Just like with anything, if you know what you are doing you usually won’t have a problem. So what are the main points in avoiding the M1 Thumb? Here is a brief list (in no particular order of importance)…
1) Learn how to use the rifle properly.
2) As with any weapon practice, practice and practice some more (with fake rounds!).
3) Be careful, take your time and be deliberate with your actions.
4) Don’t be afraid of the weapon!
5) Understand how the rifle operates.
Having said all that lets discuss in more detail. The main reason the M1 Thumb injury happens is when the operator does not fully and firmly pull the bolt back into its open and locked position. This should not be a problem to recognize as the rifle actually makes a distinct noise when it reaches the fully opened and locked position. You will know when the bolt is secured in the open position. The best way to learn this is to try opening the bolt with a firm action and listen for the click as the bolt locks in place. Snap the bolt back in place quickly and with a firm action.

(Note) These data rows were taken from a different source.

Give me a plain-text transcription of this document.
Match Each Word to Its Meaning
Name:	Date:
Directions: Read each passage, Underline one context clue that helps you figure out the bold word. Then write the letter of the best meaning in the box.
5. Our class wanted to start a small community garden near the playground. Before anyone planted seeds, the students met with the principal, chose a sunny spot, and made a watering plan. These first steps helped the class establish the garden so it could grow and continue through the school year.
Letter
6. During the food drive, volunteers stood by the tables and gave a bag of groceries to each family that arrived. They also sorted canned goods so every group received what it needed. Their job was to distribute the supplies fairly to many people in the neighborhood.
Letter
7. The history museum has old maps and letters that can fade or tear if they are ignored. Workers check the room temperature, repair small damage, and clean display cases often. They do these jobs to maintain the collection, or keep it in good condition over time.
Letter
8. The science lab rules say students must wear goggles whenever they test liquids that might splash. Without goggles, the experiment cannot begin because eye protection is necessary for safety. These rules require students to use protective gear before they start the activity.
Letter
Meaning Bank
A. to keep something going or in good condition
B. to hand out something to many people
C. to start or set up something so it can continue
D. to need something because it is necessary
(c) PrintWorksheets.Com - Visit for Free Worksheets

Now release the bolt by holding it back with your right hand and carefully pushing down the follower with your left hand. Slowly let the bolt go forward with your right hand and close the bolt pulling out your left hand before it gets pinched. Do this slowly and you will have no problems.

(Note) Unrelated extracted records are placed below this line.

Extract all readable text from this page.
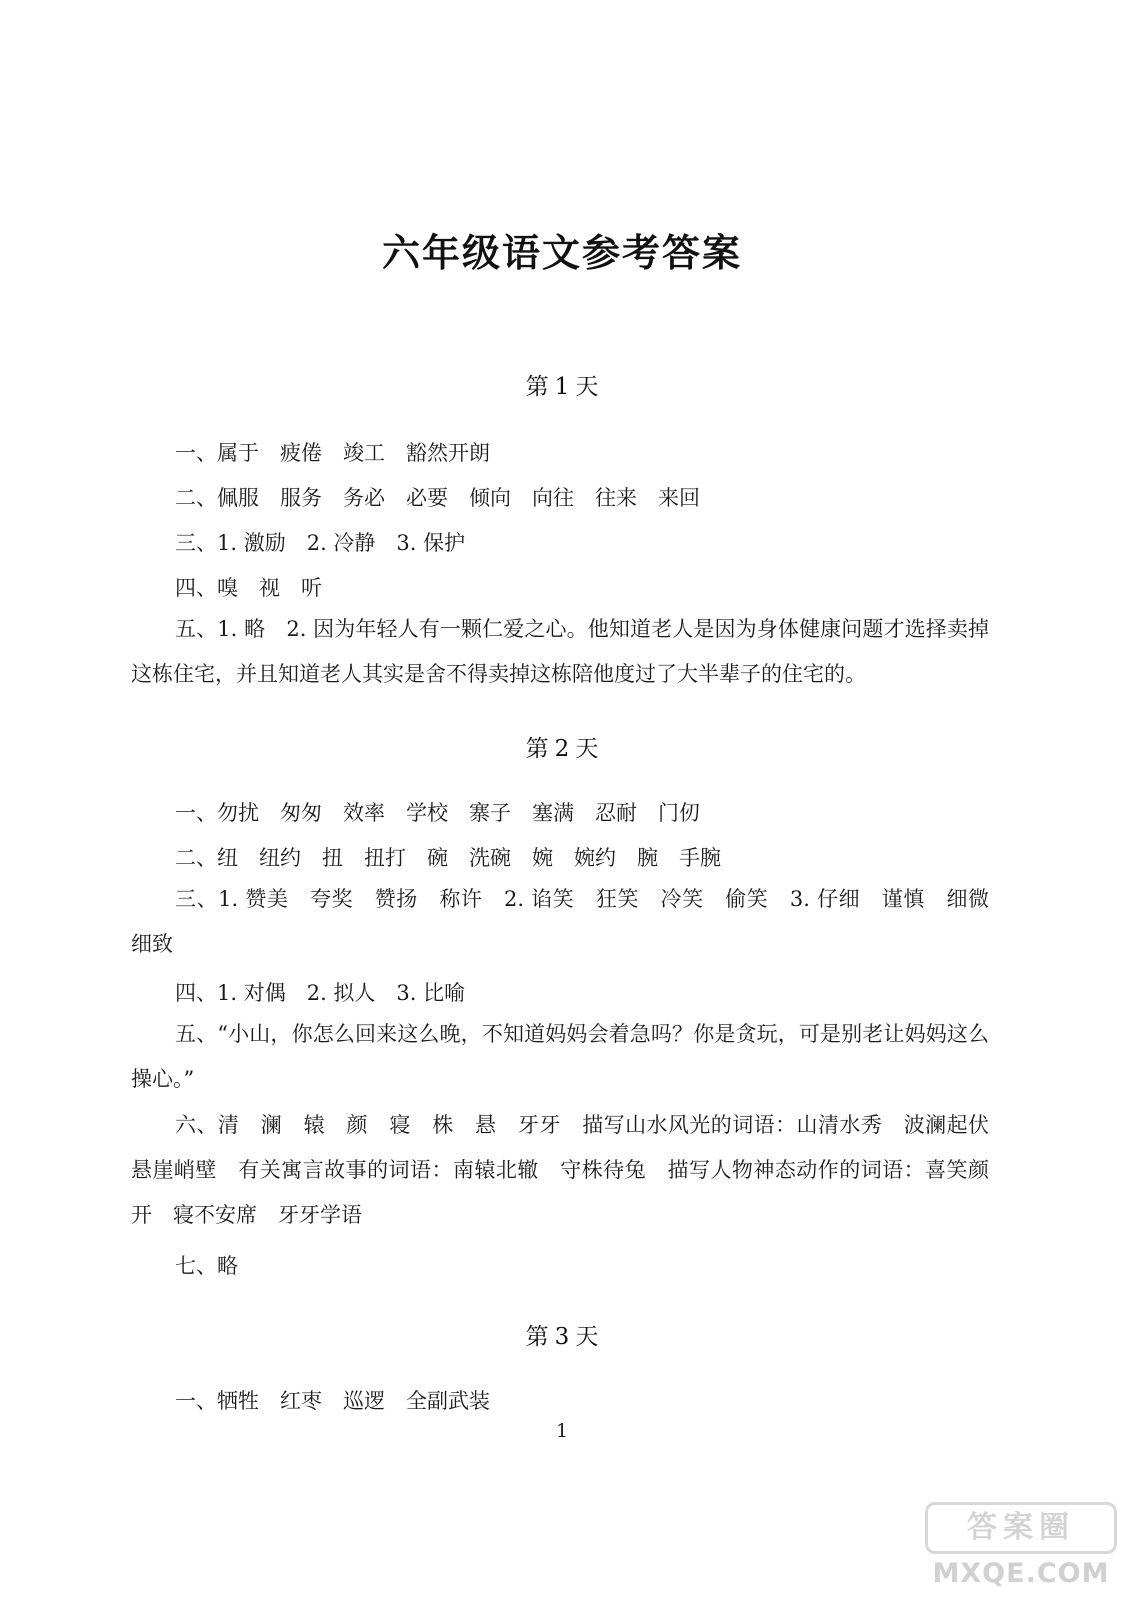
六年级语文参考答案
第 1 天
一、属于　疲倦　竣工　豁然开朗
二、佩服　服务　务必　必要　倾向　向往　往来　来回
三、1. 激励　2. 冷静　3. 保护
四、嗅　视　听
五、1. 略　2. 因为年轻人有一颗仁爱之心。他知道老人是因为身体健康问题才选择卖掉这栋住宅，并且知道老人其实是舍不得卖掉这栋陪他度过了大半辈子的住宅的。
第 2 天
一、勿扰　匆匆　效率　学校　寨子　塞满　忍耐　门仞
二、纽　纽约　扭　扭打　碗　洗碗　婉　婉约　腕　手腕
三、1. 赞美　夸奖　赞扬　称许　2. 谄笑　狂笑　冷笑　偷笑　3. 仔细　谨慎　细微　细致
四、1. 对偶　2. 拟人　3. 比喻
五、“小山，你怎么回来这么晚，不知道妈妈会着急吗？你是贪玩，可是别老让妈妈这么操心。”
六、清　澜　辕　颜　寝　株　悬　牙牙　描写山水风光的词语：山清水秀　波澜起伏　悬崖峭壁　有关寓言故事的词语：南辕北辙　守株待兔　描写人物神态动作的词语：喜笑颜开　寝不安席　牙牙学语
七、略
第 3 天
一、牺牲　红枣　巡逻　全副武装
1
答案圈
MXQE.COM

With the bolt now closed try opening it again but with a “wimpy and weak” pull back action and you will see the difference. The bolt does not fully lock in place making it susceptible to releasing when you least expect it such as when your thumb is in the way! The dreaded M1 Thumb! Once you know what you are looking for you can quickly recognize a bolt that is not fully opened. You will see the bolt kind of resting on top of the follower instead of being fully behind it.
Once you see, feel and hear the difference between a fully locked bolt and one that is not it will be very obvious when things are right. Below are some pictures of a bolt fully opened and locked and one that is not.
Fully Opened and Locked
Not Fully Opened and Locked: Note how the bolt is sitting on top of the follower compared to the pictures above where it is fully back. Also, notice from the side view how the bolt is not back far enough.
The “bolt” is what actually would do the damage to your thumb or fingers when it releases and closes. With the bolt resting on the follower it can easily release by bumping the rifle or even slightly touching the follower. That scenario is where you can get hurt.
When you have the bolt fully pulled back and in the locked position it cannot release (unless there is a mechanical failure) so rest assured. Now, many people say that most M1 Thumb injuries happen when someone is ‘fooling around’ with an unloaded gun and and open bolt.